Key Takeaways:
- Attackers stole at least $400,000 through fake Uniswap ads on Google Search
- Two wallet addresses tied to the scam held 146 ETH, worth roughly $306,000
- SEAL blocked 356+ malicious ad links over the past year as the campaign continues
Key Takeaways:

Scammers stole at least $400,000 from crypto users by placing fake Uniswap ads on Google Search, on-chain data shows.
Attackers siphoned at least $400,000 from crypto users through sponsored Google Search ads impersonating Uniswap, on-chain investigator b-block said on May 25.
"It's insane that Google has ignored this issue for years while fake links keep getting pushed above real ones and users keep getting drained," Stacy Muur, founder of Web3 marketing agency Green Dots, said.
Two wallet addresses tied to the operation held 146 ETH, worth roughly $306,000 at the time of reporting, per Etherscan data. The phishing campaign used a wallet drainer called AngelFerno — a scam-as-a-service tool that targets DeFi users through cloned interfaces. Attackers deployed Cyrillic characters in URLs to make fake domains appear visually identical to the legitimate app.uniswap.org.
The attack is the latest in a sustained campaign exploiting Google's advertising infrastructure for more than a year. The Security Alliance, or SEAL, reported that phishing campaigns tied to malicious Google ads stole more than $1.27 million between March 13 and 30 alone, with Uniswap accounting for 41% of all impersonated brands.

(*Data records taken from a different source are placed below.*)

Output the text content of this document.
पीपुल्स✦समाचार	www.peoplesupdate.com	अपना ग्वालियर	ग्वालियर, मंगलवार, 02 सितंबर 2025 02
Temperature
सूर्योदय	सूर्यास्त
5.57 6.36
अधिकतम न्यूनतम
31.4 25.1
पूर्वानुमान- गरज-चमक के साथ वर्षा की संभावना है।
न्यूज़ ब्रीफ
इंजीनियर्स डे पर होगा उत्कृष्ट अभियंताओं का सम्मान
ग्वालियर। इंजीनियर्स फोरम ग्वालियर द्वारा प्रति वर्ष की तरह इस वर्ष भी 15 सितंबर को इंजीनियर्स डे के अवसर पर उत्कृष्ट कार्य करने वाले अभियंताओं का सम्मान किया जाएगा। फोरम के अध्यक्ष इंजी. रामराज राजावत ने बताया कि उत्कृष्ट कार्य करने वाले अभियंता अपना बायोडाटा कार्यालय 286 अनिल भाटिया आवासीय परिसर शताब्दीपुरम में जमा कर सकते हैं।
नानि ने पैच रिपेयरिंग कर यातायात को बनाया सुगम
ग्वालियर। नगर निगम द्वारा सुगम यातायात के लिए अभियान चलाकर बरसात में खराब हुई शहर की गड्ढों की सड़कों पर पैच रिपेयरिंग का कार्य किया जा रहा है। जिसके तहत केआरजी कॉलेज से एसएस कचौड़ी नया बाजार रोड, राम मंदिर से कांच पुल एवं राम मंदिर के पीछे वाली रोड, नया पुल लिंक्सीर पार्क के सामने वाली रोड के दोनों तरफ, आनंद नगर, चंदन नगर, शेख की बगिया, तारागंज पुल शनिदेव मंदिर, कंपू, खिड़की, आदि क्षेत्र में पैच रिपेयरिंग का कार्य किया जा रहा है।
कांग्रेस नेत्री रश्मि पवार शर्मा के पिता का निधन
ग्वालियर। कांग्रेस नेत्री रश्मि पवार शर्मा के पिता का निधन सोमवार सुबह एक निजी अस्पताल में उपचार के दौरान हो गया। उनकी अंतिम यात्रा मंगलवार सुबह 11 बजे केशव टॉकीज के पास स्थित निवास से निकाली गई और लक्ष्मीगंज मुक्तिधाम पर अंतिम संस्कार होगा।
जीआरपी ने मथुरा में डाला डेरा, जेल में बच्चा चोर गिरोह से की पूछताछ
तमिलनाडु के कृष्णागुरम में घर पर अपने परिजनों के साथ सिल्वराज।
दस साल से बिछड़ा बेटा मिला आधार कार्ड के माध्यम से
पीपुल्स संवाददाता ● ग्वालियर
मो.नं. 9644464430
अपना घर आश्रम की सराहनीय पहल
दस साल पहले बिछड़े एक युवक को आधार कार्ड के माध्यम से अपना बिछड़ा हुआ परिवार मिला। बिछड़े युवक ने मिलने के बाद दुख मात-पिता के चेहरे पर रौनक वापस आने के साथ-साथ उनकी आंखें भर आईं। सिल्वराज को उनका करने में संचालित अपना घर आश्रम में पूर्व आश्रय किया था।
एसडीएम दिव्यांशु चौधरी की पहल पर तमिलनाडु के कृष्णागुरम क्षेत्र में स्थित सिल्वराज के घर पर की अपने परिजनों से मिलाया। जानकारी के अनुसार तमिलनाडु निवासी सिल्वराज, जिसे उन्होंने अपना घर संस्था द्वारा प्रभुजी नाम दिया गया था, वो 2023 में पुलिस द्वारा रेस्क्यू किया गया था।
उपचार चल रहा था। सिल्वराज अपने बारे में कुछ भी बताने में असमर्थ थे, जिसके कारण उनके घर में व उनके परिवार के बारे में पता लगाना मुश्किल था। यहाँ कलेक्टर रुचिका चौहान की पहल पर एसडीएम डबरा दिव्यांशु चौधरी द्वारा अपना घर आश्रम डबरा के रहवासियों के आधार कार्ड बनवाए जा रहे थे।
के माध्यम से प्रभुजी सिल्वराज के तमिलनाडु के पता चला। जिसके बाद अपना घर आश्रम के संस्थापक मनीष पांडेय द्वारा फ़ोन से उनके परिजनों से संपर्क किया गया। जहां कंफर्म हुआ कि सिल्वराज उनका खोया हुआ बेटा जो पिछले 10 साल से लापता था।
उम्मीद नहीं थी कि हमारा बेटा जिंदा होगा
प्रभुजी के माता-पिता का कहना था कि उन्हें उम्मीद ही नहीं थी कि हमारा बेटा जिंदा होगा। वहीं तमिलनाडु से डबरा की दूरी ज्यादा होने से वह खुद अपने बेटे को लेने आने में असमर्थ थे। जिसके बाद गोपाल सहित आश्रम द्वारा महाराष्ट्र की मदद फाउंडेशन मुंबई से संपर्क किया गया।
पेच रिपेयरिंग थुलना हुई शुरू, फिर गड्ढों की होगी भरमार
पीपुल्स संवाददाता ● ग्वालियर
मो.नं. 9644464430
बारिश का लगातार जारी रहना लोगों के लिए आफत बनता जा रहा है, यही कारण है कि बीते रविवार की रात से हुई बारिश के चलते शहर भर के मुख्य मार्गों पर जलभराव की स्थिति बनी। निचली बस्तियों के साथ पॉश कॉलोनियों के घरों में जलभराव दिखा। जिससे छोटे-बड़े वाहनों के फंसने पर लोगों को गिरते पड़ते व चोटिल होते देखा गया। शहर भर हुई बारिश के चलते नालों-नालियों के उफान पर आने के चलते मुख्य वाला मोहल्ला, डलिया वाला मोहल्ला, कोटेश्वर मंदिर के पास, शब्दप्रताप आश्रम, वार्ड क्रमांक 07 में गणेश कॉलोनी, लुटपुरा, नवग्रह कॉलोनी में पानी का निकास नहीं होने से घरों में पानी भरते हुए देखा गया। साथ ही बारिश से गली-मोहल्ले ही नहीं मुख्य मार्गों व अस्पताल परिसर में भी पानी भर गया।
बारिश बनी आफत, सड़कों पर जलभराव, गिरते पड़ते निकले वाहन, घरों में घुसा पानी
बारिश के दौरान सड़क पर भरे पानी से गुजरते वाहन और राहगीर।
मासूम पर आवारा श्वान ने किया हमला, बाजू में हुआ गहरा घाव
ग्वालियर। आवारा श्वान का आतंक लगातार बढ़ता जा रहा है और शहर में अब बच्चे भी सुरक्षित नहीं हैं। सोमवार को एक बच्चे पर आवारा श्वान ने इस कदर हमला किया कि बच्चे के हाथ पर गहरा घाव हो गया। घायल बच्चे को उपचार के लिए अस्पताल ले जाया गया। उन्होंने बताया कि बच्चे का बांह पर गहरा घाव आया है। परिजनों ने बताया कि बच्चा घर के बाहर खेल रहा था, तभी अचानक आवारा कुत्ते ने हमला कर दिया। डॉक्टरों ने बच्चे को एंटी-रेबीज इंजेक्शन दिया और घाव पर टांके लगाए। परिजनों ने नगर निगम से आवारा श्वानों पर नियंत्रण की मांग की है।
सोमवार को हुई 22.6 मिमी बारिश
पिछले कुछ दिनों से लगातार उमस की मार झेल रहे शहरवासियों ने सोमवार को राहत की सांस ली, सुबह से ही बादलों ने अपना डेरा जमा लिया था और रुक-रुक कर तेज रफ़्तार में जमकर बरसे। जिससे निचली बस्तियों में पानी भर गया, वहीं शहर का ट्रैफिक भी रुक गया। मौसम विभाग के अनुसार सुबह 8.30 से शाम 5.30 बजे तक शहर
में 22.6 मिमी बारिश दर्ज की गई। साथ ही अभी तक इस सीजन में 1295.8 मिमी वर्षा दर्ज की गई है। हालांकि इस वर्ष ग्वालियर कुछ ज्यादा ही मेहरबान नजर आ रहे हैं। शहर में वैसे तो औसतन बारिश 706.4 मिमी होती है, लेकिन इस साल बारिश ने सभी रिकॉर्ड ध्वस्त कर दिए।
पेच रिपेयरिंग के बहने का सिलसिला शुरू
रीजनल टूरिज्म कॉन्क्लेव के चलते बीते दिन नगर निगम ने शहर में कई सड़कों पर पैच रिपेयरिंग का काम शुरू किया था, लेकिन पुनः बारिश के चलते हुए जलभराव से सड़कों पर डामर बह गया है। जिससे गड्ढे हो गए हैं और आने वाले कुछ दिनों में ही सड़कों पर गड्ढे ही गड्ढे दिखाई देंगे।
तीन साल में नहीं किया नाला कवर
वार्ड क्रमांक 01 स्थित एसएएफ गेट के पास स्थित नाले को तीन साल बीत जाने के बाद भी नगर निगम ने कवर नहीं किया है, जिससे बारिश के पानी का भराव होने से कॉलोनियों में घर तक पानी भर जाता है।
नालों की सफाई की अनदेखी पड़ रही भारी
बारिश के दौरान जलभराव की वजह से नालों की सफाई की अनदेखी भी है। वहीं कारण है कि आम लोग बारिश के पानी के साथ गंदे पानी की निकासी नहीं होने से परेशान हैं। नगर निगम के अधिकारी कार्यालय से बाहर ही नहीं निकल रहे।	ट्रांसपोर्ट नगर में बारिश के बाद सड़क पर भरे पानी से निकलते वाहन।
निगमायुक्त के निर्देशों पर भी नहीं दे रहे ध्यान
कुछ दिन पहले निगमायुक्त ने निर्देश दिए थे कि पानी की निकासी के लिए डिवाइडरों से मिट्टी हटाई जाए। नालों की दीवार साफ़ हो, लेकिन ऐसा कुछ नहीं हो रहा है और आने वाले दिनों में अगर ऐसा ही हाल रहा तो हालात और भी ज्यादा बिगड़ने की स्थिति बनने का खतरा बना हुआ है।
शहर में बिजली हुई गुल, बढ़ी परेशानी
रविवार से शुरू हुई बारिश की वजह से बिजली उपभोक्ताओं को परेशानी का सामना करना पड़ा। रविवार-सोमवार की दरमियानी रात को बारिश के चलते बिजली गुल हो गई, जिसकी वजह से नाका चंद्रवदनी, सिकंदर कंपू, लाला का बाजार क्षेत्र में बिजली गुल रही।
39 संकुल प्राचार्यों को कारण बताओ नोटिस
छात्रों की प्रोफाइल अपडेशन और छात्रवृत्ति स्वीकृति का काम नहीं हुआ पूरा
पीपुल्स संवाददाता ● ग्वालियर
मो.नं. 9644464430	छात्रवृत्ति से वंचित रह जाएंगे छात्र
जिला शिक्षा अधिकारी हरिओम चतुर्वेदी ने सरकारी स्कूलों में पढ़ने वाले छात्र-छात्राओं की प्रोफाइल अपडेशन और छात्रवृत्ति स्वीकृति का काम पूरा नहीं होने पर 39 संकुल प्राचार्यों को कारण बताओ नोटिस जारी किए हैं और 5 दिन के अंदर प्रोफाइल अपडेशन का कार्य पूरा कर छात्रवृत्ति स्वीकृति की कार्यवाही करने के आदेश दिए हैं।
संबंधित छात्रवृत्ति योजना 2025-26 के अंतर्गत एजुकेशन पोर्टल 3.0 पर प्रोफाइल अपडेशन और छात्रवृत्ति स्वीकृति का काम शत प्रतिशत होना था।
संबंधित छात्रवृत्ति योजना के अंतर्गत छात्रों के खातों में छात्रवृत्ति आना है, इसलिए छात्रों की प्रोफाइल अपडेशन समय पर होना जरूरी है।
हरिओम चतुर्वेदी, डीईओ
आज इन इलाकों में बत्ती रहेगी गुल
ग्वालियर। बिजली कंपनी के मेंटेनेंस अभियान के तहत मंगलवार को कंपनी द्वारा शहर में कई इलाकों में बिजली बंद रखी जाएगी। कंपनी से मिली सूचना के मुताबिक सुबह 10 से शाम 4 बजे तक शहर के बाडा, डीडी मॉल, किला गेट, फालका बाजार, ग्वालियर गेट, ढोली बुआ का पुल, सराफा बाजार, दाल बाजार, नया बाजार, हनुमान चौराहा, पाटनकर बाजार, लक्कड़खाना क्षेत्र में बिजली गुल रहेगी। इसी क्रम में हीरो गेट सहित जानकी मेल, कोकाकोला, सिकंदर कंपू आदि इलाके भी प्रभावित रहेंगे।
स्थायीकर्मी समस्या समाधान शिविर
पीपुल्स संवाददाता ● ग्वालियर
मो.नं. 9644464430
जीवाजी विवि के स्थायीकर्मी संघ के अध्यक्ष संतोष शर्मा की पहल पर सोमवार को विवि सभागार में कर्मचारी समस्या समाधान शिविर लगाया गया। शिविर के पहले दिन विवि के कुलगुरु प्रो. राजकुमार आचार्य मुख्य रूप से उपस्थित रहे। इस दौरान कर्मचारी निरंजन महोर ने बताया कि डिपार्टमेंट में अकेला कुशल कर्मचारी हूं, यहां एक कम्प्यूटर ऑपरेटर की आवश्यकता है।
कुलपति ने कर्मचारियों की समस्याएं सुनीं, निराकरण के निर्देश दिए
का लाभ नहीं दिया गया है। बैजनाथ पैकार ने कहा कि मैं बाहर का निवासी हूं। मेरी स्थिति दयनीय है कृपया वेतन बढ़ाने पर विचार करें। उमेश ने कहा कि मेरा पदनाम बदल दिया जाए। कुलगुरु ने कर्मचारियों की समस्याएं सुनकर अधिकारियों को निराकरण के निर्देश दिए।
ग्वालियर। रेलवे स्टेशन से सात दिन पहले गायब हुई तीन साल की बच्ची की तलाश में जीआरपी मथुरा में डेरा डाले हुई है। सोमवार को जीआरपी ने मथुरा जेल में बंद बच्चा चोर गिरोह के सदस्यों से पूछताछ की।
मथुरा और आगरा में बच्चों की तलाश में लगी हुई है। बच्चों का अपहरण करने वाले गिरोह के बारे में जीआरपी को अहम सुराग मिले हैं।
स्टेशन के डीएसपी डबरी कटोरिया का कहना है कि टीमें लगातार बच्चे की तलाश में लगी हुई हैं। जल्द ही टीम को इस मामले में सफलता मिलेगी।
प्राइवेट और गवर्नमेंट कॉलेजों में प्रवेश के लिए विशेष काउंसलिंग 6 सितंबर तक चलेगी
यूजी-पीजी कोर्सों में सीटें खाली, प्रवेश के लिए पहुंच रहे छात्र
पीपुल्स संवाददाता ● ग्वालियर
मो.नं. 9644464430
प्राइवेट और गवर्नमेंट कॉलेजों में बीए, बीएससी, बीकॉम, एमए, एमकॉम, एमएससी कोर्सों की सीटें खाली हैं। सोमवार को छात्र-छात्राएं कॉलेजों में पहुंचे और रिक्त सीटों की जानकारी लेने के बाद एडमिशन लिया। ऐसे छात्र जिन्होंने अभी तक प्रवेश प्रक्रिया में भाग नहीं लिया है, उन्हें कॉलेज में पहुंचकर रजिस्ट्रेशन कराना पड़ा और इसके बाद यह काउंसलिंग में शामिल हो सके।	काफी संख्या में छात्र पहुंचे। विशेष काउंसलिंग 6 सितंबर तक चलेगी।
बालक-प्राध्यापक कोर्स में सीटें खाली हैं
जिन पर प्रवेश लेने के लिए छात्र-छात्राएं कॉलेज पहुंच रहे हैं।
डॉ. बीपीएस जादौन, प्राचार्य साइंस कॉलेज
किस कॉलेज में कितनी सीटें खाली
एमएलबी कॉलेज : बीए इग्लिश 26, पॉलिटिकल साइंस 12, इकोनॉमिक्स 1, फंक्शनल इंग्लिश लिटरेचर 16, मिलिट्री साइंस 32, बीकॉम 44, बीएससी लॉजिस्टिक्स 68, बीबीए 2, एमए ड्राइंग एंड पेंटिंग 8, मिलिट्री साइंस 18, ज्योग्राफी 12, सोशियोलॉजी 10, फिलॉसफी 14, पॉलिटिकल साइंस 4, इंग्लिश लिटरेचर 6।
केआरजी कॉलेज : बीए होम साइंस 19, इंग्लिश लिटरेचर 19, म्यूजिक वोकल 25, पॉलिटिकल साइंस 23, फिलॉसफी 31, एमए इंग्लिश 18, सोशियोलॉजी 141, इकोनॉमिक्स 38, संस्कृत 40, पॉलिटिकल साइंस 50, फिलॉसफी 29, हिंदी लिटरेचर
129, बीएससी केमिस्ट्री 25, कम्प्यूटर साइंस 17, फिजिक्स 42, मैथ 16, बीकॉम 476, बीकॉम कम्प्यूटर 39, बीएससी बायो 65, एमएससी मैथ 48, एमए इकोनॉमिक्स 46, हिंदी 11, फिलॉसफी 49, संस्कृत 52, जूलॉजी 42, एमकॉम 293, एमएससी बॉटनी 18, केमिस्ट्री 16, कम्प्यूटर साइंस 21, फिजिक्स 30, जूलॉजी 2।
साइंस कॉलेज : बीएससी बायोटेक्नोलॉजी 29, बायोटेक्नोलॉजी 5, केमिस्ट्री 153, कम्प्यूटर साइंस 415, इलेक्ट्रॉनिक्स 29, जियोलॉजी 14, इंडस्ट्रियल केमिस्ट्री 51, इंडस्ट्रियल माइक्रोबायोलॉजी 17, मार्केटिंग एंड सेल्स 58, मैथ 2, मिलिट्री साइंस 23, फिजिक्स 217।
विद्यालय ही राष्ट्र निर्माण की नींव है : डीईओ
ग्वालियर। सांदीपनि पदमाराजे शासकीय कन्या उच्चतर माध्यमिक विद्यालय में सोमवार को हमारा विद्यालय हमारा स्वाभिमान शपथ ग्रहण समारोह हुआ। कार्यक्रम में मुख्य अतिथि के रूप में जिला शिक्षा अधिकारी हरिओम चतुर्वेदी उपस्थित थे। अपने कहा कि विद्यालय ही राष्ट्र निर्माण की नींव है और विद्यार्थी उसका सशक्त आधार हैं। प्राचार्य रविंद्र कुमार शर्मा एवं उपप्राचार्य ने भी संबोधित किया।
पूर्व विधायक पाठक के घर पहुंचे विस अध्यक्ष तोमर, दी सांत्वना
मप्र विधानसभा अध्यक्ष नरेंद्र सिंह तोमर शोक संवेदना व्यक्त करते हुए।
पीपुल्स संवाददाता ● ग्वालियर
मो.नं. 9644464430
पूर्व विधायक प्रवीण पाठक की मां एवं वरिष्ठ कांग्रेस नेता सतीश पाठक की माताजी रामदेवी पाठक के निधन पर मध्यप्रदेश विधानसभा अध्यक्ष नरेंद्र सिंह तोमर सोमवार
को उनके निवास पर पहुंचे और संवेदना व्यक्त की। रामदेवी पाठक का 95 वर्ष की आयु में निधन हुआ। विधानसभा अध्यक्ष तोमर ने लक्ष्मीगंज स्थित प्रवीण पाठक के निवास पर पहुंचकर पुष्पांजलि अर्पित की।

Victims who click a sponsored ad land on a convincing clone of the Uniswap interface. Connecting a wallet and signing a transaction grants attackers approval to drain assets directly. SEAL said it blocked more than 356 malicious advertisement links over the past year and warned the campaign remained active. One single theft in early March reached $385,000.
Beyond Uniswap, attackers have impersonated PancakeSwap, Morpho Finance, Hyperliquid, CoW Swap, and Ledger. Morpho Finance accounted for 31% of detected malicious sites. In early May, attackers also abused Google Ads alongside shared chats with the AI chatbot Claude in a malvertising campaign targeting Mac users.
Uniswap founder Hayden Adams criticized the ongoing scams in February, saying fraudulent apps impersonating Uniswap circulated while the company waited months for approval on Apple's App Store. He noted that scam advertisements continued to reappear despite ongoing reporting efforts.
The FBI's 2025 Internet Crime Report logged 181,565 cryptocurrency-related complaints totaling $11.36 billion in losses, a 22% increase from 2024. Crypto-linked phishing and spoofing alone produced 7,164 complaints and more than $111 million in reported losses.
This article is for informational purposes only and does not constitute investment advice.